From: Ville Voutilainen <ville.voutilainen_at_[hidden]>
Date: Tue, 11 Oct 2022 01:40:23 +0300
On Tue, 11 Oct 2022 at 01:10, Federico Kircheis via Std-Discussion
<std-discussion_at_[hidden]> wrote:
> In fact the lambda is not even necessary
>
> void bar(const ns::foo&); bar(mf); // works
> using spoiler::bar; bar(mf); // works
> void bar(); bar(mf); // does not work, contrary to spoiler, very unfortunate
>
>
> But why does this example with operator== work without any workarounds?
>
>
> ----
> namespace ns{
> struct foo{
> friend bool operator==(const foo&, int){return true;}
> };
> }
>
> struct foo2{
> ns::foo mf;
> bool operator==(int i) const {
> return mf == i;
> }
> };
> ----
>
> I do not think there is some special rule for operator==, and yet no
> compiler complains...

Oh, it has special rules, in fact more than other operators, since it
considers rewritten candidates
nowadays, but for the general special rule for operators, see
http://eel.is/c++draft/over.match.oper#3 and
http://eel.is/c++draft/over.match.oper#7

In other words, that code works because the presence of the member
operator doesn't stop the search
for other candidates, like it does for non-operator functions.
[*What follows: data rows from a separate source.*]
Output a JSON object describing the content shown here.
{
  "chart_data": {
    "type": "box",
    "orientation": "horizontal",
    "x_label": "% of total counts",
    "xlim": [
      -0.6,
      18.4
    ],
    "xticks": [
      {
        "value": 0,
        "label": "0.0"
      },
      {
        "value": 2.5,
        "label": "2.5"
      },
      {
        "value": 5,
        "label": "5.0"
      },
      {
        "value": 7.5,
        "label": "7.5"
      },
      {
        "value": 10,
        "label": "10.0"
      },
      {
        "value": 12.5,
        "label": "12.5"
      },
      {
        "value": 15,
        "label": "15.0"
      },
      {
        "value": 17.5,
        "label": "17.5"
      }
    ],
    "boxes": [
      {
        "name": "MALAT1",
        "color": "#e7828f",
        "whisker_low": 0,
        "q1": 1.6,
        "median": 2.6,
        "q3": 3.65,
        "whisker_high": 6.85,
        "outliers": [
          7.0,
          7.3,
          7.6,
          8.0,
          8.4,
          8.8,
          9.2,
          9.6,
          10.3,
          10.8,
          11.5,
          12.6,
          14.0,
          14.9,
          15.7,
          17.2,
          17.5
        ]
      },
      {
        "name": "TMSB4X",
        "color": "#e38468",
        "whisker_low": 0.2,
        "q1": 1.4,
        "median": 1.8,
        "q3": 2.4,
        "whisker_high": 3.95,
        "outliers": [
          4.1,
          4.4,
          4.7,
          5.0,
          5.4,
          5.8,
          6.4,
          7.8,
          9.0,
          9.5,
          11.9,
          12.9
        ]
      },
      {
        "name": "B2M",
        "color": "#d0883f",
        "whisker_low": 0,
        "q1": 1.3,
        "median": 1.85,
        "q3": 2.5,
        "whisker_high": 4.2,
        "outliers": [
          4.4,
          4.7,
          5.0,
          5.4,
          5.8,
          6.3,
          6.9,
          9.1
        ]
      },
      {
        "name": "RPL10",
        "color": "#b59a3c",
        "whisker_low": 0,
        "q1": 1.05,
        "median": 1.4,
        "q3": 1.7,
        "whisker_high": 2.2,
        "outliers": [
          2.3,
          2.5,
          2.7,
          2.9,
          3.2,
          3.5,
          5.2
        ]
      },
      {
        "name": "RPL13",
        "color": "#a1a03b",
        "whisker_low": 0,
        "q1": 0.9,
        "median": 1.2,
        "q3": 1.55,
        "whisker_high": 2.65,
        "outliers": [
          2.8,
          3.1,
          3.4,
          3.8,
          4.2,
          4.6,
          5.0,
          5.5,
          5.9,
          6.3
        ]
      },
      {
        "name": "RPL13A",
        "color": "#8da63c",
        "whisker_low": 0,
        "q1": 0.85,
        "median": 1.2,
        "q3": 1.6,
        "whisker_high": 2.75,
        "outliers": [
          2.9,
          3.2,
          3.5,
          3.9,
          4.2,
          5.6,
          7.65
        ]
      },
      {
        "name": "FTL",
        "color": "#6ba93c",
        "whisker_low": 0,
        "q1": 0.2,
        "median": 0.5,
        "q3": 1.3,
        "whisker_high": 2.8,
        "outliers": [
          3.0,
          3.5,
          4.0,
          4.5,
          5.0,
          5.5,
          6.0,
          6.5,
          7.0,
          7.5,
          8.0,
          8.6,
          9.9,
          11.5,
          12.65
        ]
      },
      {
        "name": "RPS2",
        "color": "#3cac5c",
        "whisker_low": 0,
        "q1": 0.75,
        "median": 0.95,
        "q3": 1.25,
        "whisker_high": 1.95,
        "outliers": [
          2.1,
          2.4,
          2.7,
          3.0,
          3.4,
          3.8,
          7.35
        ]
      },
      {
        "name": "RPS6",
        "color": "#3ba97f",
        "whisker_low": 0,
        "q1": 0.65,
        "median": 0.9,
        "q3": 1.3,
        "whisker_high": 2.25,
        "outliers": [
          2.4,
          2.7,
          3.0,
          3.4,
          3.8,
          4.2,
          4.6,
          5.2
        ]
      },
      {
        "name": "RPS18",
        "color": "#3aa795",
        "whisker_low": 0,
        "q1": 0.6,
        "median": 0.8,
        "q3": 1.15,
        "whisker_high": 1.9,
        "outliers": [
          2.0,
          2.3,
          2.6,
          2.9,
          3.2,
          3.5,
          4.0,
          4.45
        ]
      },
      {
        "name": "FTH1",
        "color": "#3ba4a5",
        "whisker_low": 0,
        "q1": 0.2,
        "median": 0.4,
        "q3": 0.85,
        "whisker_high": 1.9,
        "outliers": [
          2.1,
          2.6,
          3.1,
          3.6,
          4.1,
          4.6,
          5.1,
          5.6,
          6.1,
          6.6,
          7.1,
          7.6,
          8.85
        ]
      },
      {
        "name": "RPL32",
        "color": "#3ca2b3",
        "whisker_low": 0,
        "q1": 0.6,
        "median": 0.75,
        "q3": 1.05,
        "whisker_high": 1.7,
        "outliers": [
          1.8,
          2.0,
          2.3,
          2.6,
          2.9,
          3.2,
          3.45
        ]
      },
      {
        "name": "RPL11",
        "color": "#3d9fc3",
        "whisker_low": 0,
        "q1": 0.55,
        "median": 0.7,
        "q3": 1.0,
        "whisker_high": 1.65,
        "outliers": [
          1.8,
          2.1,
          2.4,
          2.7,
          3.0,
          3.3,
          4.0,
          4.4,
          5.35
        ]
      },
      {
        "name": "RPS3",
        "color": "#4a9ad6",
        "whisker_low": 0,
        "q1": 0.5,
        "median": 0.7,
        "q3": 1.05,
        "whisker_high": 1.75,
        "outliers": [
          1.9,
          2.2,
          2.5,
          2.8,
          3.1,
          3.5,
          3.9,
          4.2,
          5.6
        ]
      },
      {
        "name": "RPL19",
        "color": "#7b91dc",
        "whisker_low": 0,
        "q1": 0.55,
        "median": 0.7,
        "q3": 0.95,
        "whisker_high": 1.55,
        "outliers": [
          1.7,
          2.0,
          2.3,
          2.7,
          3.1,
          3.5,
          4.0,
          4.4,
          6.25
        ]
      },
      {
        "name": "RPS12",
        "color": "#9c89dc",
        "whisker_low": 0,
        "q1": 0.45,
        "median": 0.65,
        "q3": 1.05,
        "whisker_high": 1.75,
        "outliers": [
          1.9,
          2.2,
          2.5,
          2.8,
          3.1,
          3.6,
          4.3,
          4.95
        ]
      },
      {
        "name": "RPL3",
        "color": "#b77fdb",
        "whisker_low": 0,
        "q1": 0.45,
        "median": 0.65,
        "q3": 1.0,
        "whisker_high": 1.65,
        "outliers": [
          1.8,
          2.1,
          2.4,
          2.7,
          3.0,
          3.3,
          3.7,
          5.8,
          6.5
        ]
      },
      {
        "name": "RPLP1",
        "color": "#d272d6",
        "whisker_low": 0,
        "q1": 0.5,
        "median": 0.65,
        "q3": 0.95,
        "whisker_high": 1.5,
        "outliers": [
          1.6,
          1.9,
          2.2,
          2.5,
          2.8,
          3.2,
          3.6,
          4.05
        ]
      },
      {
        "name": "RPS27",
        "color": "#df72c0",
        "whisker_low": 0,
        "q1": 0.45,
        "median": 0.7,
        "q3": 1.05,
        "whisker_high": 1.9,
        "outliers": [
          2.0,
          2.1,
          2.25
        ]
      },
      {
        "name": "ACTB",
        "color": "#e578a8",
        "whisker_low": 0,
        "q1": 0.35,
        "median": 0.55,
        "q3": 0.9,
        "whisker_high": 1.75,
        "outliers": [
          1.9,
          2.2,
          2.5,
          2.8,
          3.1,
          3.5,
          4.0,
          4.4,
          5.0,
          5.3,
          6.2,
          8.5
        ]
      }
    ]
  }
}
Note in
particular the bit in
http://eel.is/c++draft/over.match.oper#3.2
where it says
"otherwise, it includes the result of unqualified lookup for operator@
in the rewritten function call ([basic.lookup.unqual],
[basic.lookup.argdep]), ignoring all member functions."

That last bit, "ignoring all member functions", is what makes the
non-member build phase of operator lookup not find the member,
and then ADL kicks in.

Received on 2022-10-10 22:40:35